Sehari, Polres Mojokerto Bubarkan 4 Warung Buka di Siang Bolong

Mojokerto (beritajatim. com) – Anggota Sabhara Polres Mojokerto terus melakukan penyisiran ke sejumlah warung kopi dan lepau makan yang masih buka pada bulan ramadan saat siang hari. Terbukti, dari hasil penelusuran Kamis (30/4/2020) kemarin ada empat lepau yang diminta tutup dan konsumen diminta segera pulang.

Pembubaran kali pertama dilakukan di warung kopi Desa Jasem, Kecamatan Ngoro. Di warung dengan kemudahan wifi tersebut, petugas mendapati lima remaja sedang asyik nongkrong tanpa memperhatikan physical distancing. Petugas langsung memberikan teguran dan himbauan beserta membubarkan remaja tersebut.

Penyisiran dilanjutkan di Desa Pekukuhan, Kecamatan Mojosari. Meski sekilas warung makan tutup, ternyata di dalamnya ada sejumlah orang yang sedang nongkrong. Perlakuan yang sama pula langsung dilakukan petugas. Mereka yang sedang pesan makanan diminta untuk berkemas dan membungkus makanannya.

Warung kopi ketiga dengan berada di Desa Sawahan, Kecamatan Mojosari juga dibubarkan petugas sebab terdapat kerumunan massa. Petugas menyarankan agar membeli dan membungkus sasaran untuk dibawa pulang. Ini dikerjakan untuk memutus mata rantai sirkulasi Covid-19.

Petugas juga melakukan pembubaran di warung tiruan di Desa Sumberbendo, Kecamatan Barak. Setidaknya ada lima orang yang diminta cepat-cepat pulang dari warung kopi. Mereka disuruh berkemas biar tidak nongkrong lama-lama di lepau kopi. Terlebih mereka juga tak memakai masker.

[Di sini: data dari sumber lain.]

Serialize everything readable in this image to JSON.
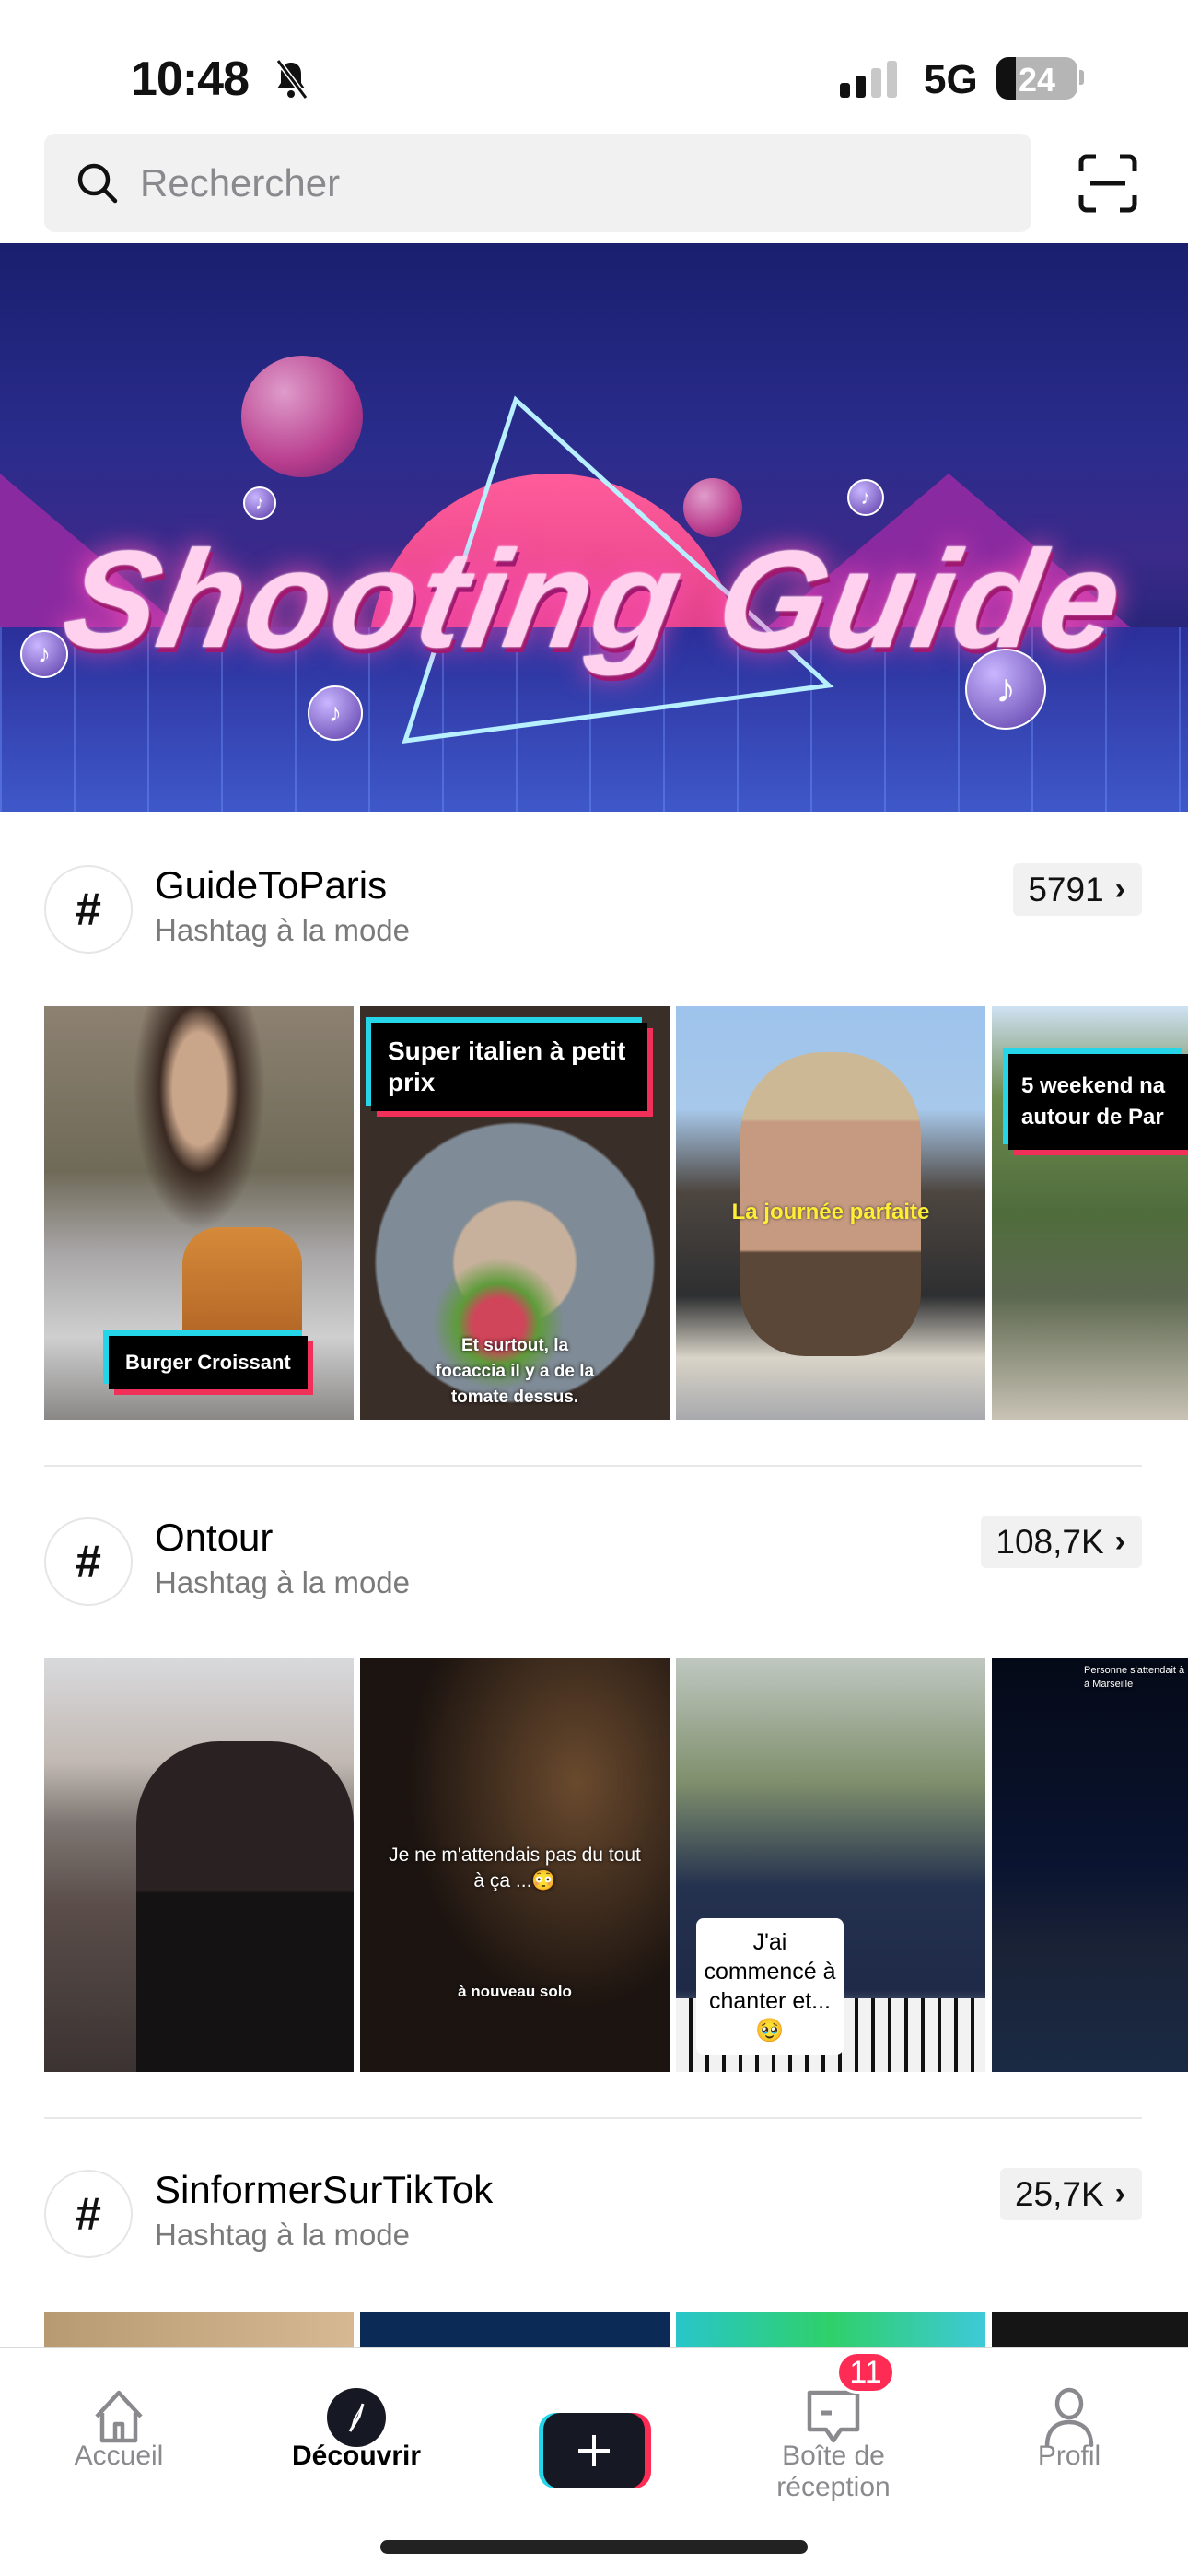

Kasat Sabhara Polres Mojokerto, AKP Anwar Iskandar mengatakan, selama bulan ramadan pihaknya terus bergerak mengawasi jalan adanya kerumunan massa di wilayah hukum Polres Mojokerto. “Terutama di warung kopi dan warung sajian yang banyak pembelinya. Apalagi siang karena ini bulan puasa, ” ungkapnya, Jumat (1/5/2020).

Masih kata Kasat, selain membubarkan kerumunan massa, pihaknya juga diimbau untuk tetap membantu pemerintah melawan Covid-19 yang setiap harinya kian meningkat. Para pembeli tersebut juga diminta membuat pernyataan untuk tidak mengulanginya lagi. Sementara kepada pemilik warung dihimbau buat melayani pembeli yang membungkus.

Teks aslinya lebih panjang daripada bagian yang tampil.